È stata in effetti l’Arabia Saudita, attraverso il Consiglio di cooperazione del Golfo (Ccg), a chiedere, il 7 marzo scorso, di intervenire in Libia e poi a convincere la Lega araba – che ormai controlla totalmente, dopo la caduta di Mubarak – a presentare la stessa richiesta al Consiglio di sicurezza dell’Onu il 10 marzo. Per intervenire militarmente gli Usa hanno voluto che, a presentare formalmente la richiesta, fossero gli arabi stessi. E chi meglio dell’Arabia Saudita lo poteva fare? Il 17 marzo il Consiglio di sicurezza ha autorizzato l’azione militare contro Gheddafi e il 19 sono iniziate le operazioni alle quali hanno partecipato anche alcuni Paesi arabi del Ccg.
E mentre i sauditi erano impegnati a promuovere l’opzione militare per «soccorrere» i civili libici, il 14 marzo i suoi militari insieme a poliziotti emirati sono entrati nel Bahrain per sostenere il sultano Al Khalifa e soffocare nel sangue la rivoluzione pacifica.
A guidare la mossa antirivoluzionaria per conto degli americani è il clan saudita dei Sudairi. Questa influente famiglia wahabita è di fatto guidata dal principe Bandar, soprannominato Bandar Bush per la profonda amicizia che lo lega all’ex presidente G.W. Bush. Nel settembre 2001 Bandar era ambasciatore dell’Arabia Saudita negli Usa. È lui che oggi gestisce i jihadisti (detti mujahidin) arabi formati dai servizi segreti sauditi e pakistani per combattere l’armata russa in Afhganistan. Al Qaeda, come ben si sa, fu creata per lo stesso scopo. I Sudairi, con i loro petro-dollari e la loro armata di estremisti islamici, sono tornati utili agli Usa per eliminare regimi laici considerati anti-americani come quello libico e soprattutto quello siriano.

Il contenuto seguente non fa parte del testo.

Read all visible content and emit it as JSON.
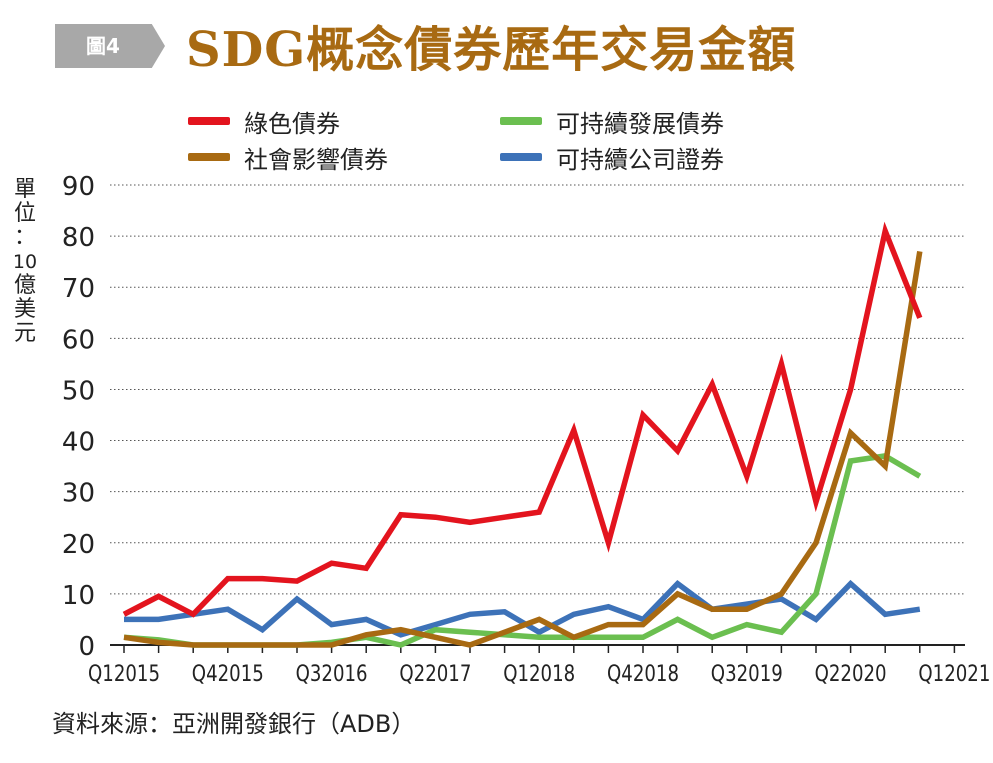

Nel 2001 gli Usa lanciarono una vasta offensiva internazionale contro l’estremismo jihadista islamico e «approfittando» dell’occasione invasero e occuparono due paesi islamici di fondamentale importanza geopolitica: l’Afghanistan e l’Iraq. Nel 2011 gli islamisti sono ritornati ad essere alleati strategici della Casa Bianca nel riprendere il controllo politico e militare del mondo arabo-islamico che le rivoluzioni arabe stavano iniziando a rimettere in discussione.